In contrast, there have hardly been any broad-brush incentives for the industrial sector as a whole, although some specific industries have received some sops. Despite this, most of the industrial luminaries have welcomed the budget. Perhaps there is a good reason for this. At least the bigger industrial houses are probably satisfied if the status quo is maintained. This is particularly true under the current conditions since successive governments have in the recent past taken many positive steps to improve the climate for industry and trade. What they are particularly apprehensive about is frequent changes in the policy environment because such changes can wreck even the most carefully drawn up plans for the future. Certainly, there is nothing in the budget which queers the pitch of Indian business.

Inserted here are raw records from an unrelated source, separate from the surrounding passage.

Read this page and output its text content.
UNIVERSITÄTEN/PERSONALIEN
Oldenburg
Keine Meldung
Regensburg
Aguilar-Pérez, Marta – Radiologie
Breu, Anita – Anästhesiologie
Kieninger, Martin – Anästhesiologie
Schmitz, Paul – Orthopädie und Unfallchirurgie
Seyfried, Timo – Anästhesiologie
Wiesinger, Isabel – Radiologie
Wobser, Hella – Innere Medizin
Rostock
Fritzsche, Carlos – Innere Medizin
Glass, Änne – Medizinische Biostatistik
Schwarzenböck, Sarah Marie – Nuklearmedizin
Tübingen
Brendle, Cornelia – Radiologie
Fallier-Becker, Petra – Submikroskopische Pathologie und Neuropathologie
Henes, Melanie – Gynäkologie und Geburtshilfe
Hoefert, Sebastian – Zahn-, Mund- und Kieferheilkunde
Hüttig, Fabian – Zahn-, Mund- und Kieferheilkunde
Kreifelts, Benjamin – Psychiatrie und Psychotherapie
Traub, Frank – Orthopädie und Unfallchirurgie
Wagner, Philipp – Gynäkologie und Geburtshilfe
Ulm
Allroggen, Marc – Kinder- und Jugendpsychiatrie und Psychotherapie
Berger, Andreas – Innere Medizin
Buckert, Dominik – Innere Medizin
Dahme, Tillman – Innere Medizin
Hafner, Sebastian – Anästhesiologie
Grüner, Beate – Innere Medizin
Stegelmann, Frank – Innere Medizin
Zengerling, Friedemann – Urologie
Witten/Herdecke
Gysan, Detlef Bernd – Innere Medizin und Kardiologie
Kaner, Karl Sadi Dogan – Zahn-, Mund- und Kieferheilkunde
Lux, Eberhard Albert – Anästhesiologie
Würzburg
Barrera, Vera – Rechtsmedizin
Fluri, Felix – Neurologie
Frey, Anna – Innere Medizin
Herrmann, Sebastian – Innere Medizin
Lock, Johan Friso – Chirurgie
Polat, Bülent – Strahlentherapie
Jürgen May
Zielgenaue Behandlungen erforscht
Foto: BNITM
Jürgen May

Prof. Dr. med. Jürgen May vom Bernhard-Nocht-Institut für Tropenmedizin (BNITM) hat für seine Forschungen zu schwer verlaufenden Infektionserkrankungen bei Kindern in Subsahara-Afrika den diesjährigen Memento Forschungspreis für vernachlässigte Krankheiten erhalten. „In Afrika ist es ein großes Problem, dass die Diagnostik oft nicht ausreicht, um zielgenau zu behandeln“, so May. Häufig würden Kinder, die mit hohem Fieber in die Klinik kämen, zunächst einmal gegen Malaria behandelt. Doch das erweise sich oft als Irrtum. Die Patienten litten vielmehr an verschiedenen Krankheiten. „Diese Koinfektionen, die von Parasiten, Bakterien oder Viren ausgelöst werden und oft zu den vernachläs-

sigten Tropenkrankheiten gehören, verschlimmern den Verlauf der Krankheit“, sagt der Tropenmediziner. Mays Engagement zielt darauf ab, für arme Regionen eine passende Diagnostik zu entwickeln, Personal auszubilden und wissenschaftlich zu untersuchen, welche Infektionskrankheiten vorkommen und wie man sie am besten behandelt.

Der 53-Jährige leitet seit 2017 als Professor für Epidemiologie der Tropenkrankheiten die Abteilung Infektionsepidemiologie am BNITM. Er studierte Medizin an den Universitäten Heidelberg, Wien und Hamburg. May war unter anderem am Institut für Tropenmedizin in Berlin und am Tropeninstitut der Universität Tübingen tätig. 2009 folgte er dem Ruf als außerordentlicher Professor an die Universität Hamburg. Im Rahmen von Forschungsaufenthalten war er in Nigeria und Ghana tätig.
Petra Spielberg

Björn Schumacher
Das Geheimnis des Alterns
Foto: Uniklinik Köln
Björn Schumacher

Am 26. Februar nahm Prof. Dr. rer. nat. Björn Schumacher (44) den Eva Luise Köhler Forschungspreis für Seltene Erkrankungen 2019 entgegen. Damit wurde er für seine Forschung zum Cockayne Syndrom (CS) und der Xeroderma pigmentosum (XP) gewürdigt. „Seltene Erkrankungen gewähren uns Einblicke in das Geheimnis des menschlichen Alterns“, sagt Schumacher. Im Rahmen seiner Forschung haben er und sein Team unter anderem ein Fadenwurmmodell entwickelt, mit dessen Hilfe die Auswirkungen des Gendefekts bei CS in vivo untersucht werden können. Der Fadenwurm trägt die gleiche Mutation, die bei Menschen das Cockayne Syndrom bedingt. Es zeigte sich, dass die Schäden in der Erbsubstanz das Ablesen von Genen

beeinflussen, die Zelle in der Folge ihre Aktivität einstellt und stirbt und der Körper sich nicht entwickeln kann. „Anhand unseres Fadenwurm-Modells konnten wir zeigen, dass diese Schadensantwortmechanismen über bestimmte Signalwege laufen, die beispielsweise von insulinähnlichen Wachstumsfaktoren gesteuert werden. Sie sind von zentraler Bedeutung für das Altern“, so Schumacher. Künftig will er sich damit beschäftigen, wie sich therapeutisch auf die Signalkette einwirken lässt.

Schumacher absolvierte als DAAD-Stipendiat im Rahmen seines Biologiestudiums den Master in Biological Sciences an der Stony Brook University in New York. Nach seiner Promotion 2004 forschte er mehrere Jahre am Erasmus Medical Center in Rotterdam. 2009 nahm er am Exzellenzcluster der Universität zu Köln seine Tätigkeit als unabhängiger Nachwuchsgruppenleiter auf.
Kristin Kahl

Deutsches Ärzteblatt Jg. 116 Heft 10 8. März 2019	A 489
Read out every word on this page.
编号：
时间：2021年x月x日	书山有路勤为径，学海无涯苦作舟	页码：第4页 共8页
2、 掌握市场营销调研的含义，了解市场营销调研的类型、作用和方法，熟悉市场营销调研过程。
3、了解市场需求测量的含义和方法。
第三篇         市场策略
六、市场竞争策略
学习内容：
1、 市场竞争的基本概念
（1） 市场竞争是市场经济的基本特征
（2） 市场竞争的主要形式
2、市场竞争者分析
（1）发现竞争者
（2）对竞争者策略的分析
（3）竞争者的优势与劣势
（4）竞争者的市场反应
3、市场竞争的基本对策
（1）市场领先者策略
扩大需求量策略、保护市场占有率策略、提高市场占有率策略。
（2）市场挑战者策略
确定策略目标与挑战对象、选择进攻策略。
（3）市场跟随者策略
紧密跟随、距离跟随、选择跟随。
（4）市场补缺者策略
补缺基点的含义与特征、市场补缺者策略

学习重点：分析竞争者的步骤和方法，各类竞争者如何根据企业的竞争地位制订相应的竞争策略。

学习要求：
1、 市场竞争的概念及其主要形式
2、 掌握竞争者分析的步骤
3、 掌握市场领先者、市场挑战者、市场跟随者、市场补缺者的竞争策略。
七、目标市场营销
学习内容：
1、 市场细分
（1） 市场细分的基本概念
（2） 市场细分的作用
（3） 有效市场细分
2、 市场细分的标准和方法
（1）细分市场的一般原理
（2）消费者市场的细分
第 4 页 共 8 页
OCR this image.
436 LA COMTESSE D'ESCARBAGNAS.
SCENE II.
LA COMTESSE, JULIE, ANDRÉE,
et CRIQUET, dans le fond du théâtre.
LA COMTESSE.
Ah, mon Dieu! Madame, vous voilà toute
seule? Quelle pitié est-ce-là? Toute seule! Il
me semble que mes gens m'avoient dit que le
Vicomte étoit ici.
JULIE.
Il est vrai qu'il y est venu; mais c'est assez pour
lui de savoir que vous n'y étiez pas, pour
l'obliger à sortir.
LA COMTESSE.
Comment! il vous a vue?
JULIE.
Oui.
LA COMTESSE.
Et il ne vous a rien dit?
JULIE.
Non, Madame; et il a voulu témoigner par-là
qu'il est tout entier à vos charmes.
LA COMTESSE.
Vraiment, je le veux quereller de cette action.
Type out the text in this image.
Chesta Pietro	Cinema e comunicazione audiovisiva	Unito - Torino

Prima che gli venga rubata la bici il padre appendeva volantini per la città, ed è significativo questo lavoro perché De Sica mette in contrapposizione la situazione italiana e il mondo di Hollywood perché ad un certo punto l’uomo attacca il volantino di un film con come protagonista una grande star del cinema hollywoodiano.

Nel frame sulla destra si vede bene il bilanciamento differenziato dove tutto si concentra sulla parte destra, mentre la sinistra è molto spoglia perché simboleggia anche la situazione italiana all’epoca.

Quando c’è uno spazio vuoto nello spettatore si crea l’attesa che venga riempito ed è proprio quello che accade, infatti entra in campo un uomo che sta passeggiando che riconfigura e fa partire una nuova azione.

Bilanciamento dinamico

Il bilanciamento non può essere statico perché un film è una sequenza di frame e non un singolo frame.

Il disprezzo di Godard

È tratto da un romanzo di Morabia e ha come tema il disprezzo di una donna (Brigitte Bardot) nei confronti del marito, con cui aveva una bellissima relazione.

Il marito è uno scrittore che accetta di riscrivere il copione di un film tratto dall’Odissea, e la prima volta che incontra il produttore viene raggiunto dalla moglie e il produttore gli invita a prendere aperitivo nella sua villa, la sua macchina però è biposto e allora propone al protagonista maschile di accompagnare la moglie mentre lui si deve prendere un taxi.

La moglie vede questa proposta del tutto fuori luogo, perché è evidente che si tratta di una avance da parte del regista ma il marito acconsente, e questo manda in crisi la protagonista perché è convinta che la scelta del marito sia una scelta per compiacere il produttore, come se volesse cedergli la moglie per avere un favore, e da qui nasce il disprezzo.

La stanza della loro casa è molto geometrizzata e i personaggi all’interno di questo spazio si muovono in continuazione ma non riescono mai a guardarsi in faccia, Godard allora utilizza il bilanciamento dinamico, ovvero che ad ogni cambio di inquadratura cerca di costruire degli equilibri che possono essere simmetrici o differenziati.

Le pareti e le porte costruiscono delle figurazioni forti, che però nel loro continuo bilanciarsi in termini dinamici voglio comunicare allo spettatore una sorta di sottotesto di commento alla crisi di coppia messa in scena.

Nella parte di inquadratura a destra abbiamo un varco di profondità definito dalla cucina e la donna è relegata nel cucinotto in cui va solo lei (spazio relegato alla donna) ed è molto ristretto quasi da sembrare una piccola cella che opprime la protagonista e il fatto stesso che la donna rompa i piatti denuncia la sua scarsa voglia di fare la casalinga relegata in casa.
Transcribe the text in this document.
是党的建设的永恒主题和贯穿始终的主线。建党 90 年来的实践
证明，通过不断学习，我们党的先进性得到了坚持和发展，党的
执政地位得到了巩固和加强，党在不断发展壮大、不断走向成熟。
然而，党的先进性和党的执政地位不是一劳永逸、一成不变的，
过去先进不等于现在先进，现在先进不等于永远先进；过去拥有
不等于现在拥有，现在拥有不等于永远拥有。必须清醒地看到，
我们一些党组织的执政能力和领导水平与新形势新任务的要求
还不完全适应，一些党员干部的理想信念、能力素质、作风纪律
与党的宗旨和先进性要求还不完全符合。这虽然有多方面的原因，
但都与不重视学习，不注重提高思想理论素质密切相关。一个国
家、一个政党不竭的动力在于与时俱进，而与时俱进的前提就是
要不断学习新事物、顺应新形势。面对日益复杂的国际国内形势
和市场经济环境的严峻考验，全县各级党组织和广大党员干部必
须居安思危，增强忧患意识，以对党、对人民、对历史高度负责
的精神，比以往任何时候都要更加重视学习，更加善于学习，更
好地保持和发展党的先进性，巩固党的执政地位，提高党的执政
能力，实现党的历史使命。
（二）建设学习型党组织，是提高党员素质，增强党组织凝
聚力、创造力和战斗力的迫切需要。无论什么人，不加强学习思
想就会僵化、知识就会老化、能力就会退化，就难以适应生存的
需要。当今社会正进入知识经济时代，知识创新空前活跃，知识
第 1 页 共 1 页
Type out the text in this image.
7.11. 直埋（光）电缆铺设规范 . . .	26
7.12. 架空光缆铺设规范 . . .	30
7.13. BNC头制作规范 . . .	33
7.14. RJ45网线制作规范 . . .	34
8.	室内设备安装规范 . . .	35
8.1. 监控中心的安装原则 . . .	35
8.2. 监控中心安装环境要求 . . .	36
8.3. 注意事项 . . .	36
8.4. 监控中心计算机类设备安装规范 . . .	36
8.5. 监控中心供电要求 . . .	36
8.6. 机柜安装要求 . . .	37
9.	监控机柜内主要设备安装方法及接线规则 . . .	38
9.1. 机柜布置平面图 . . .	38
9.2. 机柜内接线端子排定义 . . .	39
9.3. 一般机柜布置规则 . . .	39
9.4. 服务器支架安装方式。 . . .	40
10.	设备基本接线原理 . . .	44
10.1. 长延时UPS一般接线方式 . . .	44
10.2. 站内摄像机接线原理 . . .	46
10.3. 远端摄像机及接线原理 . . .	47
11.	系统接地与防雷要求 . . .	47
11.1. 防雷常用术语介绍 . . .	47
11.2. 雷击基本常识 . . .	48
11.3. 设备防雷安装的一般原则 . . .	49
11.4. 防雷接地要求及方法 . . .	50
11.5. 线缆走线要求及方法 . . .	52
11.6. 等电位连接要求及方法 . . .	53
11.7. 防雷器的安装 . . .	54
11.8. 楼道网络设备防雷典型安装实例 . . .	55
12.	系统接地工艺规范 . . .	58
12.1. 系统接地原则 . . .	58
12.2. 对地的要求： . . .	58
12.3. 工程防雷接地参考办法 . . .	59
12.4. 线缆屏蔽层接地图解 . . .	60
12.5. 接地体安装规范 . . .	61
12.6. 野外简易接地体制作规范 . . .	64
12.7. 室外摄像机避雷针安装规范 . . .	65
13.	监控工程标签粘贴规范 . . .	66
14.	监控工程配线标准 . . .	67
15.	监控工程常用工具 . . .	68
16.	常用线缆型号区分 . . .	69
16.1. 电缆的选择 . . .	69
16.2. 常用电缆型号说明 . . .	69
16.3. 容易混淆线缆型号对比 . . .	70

In fact, Chidambaram has managed to signal that the government will continue with at least some reforms. For instance, he has taken positive steps to increase the flow of foreign direct investment by raising the upper limit on FDI in the insurance, telecommunications and civil aviation sectors. This could not have been an easy task given the left parties’ strong opposition to FDI. Equally controversial is the decision to proceed with privatization — the budget aims to collect Rs 4,000 crore from disinvestments. Not surprisingly, the left parties have recorded their protest. To their credit, they have not made this a prestige issue. Perhaps this is a sign of the growing maturity of Indian political parties — they are learning that coalition governments can survive only if there is some give-and-take.
Finally, it is almost ludicrous that the new transaction tax on securities seems to have received the greatest attention in newspapers. The tax affects a miniscule fraction of the population, and it is not even clear why such a tax was not imposed much earlier.